The family was forced to sell its house in Chomedy, north of Montreal, and move into a cottage in the Laurentians, while Mulcair's mother, Jeanne, returned to work.
Mulcair said those tough times in a modest cottage were a struggle for his parents — and especially his dad — a memory Mulcair says he still carries with him today.
"It was very tough on him, he was a very proud dad and breadwinner," Mulcair said.
"I saw what it was like for the head of a family at the time, it was almost always the dad, to lose the livelihood of the family and to struggle, because like most families, especially with a large number of kids, there was no extra money."
The layoff also had an effect on Mulcair, even though he was not living at home, when he had to find a way to pay for school without the support of his parents.
Because his father had previously been employed, Mulcair was also ineligible for student loans.
"I really had to decide whether I was going to stick this out. I had worked in construction during the summer, tarring roofs in Montreal, and I had some money, but not enough to get by."
Mulcair managed to make it work, borrowing cash for books from his elder sister, Colleen.
The repercussions of that time on his family, though, were significant, and Mulcair said it led him to believe government cannot be the preserve of the wealthy and privileged.
"You can lift yourself up from that, but I think we also need people in government who understand, from having lived it, what it is to be middle class, and frankly, at that stage well below middle class."
That comment could be taken as a slight against Liberal Leader Justin Trudeau, who is the son of a former prime minister.
But by the time Mulcair was a minister in the Quebec Liberal government of Jean Charest, his approach to politics had shifted.
It was a drift that was corrected sharply in 2004 when Mulcair's political mentor Claude Ryan was on his deathbed.
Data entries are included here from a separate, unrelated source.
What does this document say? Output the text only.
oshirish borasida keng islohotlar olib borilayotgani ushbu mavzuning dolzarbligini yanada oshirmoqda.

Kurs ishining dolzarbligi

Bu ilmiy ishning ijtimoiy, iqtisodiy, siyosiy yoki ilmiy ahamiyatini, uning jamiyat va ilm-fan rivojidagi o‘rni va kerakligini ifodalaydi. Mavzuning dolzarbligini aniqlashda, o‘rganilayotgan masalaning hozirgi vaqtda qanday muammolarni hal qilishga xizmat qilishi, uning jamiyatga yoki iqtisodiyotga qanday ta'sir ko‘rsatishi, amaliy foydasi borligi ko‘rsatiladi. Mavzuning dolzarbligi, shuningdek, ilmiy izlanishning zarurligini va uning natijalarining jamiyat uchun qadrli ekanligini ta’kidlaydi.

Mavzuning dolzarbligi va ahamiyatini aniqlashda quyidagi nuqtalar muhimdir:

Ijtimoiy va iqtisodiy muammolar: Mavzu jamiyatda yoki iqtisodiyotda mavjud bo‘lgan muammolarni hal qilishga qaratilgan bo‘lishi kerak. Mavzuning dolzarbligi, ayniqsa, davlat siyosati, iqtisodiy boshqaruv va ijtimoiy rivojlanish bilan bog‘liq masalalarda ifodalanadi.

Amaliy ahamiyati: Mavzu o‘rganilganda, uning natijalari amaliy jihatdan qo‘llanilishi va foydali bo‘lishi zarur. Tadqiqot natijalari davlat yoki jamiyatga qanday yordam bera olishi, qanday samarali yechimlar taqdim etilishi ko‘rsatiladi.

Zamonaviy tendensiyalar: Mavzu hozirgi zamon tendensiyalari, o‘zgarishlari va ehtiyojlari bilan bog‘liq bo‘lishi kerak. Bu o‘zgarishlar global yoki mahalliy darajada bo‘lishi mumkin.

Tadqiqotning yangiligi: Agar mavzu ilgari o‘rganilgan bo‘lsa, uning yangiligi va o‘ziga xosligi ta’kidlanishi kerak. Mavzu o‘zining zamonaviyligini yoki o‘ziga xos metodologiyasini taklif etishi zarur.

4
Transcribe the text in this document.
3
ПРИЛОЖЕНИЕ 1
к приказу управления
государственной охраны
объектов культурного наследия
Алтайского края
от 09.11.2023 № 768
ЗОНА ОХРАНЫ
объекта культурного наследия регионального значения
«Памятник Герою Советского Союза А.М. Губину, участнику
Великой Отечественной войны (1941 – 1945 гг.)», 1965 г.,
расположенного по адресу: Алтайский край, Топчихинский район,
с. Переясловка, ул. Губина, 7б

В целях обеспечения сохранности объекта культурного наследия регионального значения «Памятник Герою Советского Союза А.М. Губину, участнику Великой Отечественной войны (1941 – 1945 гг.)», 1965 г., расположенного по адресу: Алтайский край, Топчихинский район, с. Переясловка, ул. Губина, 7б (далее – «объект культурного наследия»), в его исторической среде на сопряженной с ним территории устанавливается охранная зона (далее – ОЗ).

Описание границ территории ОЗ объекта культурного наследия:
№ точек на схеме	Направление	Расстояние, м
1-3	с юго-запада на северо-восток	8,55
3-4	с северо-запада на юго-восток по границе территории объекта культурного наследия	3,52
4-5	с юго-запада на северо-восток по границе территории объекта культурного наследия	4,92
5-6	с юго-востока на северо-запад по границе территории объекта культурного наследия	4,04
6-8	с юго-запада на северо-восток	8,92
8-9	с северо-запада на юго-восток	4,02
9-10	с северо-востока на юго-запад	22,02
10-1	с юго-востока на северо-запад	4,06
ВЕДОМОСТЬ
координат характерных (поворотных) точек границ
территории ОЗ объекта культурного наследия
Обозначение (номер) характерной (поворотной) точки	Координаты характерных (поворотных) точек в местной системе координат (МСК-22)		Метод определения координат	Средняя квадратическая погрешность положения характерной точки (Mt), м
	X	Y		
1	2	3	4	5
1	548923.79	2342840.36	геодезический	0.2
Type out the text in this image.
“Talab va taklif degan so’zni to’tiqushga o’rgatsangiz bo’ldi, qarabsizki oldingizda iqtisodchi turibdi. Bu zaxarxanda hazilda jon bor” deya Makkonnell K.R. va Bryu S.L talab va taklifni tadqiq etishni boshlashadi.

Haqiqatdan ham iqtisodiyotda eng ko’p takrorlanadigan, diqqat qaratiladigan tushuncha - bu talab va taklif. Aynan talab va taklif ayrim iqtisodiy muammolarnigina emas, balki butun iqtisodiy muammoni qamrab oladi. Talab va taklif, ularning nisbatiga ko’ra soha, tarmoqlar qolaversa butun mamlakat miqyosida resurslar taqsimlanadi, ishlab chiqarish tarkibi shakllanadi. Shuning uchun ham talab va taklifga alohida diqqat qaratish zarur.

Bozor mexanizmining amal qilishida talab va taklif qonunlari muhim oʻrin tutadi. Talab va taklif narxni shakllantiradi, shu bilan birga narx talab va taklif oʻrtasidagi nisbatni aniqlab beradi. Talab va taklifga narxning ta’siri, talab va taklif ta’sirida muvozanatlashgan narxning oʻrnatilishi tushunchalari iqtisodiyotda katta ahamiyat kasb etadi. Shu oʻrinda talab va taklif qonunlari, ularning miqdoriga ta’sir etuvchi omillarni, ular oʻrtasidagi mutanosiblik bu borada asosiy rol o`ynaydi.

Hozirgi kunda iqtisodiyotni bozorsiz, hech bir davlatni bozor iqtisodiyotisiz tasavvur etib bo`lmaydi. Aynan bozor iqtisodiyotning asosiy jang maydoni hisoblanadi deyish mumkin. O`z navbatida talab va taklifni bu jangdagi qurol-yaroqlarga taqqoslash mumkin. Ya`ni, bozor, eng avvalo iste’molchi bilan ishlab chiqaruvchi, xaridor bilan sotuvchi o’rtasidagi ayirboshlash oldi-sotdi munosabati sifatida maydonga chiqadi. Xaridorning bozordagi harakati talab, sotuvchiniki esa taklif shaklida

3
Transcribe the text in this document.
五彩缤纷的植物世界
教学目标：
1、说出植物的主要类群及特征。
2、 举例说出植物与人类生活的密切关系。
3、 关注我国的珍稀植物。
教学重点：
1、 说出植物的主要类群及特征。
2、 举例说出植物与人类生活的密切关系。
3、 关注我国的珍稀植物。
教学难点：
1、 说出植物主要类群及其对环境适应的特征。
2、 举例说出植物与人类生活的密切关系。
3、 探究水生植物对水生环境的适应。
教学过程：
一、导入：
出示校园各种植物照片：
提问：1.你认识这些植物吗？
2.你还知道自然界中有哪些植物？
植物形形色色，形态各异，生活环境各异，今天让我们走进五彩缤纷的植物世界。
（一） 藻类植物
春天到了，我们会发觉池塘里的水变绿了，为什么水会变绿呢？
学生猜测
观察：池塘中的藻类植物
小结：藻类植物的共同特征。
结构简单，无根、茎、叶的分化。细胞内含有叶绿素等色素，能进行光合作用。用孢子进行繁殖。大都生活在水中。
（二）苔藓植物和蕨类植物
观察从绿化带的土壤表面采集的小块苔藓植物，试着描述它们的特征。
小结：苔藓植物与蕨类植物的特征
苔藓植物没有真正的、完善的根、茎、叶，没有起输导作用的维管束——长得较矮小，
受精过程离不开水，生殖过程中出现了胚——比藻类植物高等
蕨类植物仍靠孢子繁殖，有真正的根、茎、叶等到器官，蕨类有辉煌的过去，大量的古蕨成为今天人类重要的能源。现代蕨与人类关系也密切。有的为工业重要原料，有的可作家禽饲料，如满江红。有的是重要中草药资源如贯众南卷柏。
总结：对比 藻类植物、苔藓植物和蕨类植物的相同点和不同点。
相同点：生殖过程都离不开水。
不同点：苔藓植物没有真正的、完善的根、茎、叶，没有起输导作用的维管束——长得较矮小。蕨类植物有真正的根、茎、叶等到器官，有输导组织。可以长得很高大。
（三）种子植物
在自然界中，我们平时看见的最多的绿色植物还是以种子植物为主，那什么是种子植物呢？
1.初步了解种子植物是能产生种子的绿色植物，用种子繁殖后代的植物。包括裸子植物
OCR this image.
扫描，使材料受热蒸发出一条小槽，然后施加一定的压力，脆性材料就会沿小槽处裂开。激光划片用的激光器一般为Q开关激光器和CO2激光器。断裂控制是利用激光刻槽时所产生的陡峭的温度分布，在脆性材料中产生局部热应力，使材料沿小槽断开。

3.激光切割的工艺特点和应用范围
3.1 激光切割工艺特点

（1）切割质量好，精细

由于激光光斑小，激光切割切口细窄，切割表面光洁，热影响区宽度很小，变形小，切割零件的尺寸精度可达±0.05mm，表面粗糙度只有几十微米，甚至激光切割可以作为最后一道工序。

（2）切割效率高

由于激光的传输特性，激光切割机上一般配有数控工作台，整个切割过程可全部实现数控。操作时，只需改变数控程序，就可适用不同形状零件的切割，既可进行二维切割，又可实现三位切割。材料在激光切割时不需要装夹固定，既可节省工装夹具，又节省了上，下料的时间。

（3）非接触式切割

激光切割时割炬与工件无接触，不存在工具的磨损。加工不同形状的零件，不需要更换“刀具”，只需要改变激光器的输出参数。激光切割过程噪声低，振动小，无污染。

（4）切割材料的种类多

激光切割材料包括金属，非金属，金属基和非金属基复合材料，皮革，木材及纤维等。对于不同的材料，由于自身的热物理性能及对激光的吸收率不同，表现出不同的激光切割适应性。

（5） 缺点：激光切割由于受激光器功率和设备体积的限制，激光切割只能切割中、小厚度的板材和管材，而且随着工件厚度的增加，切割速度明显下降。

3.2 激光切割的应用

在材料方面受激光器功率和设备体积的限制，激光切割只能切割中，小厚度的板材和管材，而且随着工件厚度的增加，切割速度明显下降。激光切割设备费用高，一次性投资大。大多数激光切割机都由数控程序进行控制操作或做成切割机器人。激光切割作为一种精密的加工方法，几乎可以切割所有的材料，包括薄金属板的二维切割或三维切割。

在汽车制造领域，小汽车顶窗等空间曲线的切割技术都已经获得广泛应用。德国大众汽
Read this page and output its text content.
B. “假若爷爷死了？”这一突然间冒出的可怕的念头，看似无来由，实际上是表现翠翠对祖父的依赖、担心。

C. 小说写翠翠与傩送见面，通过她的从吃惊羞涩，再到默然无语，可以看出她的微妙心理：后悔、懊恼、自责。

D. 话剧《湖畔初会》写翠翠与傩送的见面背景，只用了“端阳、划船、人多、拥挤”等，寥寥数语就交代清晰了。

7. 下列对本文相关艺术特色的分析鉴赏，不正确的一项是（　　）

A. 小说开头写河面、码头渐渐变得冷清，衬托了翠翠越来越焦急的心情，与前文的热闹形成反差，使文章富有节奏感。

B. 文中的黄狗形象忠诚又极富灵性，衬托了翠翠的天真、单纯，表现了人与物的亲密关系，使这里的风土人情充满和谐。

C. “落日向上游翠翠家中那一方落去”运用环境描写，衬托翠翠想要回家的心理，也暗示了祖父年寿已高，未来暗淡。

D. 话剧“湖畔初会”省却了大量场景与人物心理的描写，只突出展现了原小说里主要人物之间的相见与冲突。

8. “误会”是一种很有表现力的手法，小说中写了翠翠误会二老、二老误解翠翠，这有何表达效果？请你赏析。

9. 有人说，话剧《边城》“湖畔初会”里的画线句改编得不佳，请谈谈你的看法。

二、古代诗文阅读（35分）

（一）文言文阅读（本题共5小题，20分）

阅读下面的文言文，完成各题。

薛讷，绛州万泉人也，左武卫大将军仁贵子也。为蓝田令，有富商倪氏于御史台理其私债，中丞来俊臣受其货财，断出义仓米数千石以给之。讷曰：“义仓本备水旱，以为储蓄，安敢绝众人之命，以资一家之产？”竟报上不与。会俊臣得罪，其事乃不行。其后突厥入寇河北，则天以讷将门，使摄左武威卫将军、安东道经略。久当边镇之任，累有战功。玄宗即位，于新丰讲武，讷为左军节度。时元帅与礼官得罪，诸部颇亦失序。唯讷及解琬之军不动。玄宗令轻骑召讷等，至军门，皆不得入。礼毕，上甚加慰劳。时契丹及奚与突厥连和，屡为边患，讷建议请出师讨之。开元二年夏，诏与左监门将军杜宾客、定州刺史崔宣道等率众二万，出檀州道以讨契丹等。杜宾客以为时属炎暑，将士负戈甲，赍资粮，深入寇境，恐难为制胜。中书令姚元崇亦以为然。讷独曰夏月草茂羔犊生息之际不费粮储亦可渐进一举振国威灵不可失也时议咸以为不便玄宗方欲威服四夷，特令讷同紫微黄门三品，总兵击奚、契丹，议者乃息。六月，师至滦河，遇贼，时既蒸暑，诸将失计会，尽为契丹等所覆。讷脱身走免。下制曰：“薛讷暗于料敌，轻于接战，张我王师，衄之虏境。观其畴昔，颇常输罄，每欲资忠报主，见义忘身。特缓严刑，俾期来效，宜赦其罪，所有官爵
Ryan is an important figure in Quebec politics who clashed both with separatists and the federalist politician Pierre Trudeau.
Mulcair said Ryan was a dyed-in-the-wool social democrat, who, as he was coming to the end of his life, gently rebuked Mulcair for drifting from the political values he learned as a young man.
"[Ryan] was not very happy with what the Charest government had been doing on the social side of things, and he told me so in so many words, and he said, 'Never forget the only reason we go into politics is to be able to help people,'" Mulcair recalled Thursday in an interview in Alma, Que.
"And that was a bit of a slap in the face, but in the nicest Claude Ryan type of way, which was, 'Don't forget why you are here.'"
Mulcair left provincial politics in 2007, and after exploring options with all federal parties, settled on running for the NDP.
He has been accused of dragging the party toward the middle and away from its left-wing, activist roots.
But Mulcair maintains he has strong social democrat credentials, forged through the experience of his early life.
"I think what it has given me is a sense of what families go through when we talk about lost jobs, and the types of jobs being created today, which are not enough for a family to live on," Mulcair said.
"For me this hits right home. I have lived it, and I think of it, and I want people to have a job that a family can live on. That's what I want to get us back to in Canada, not these precarious low-paid part-time jobs that we've got now."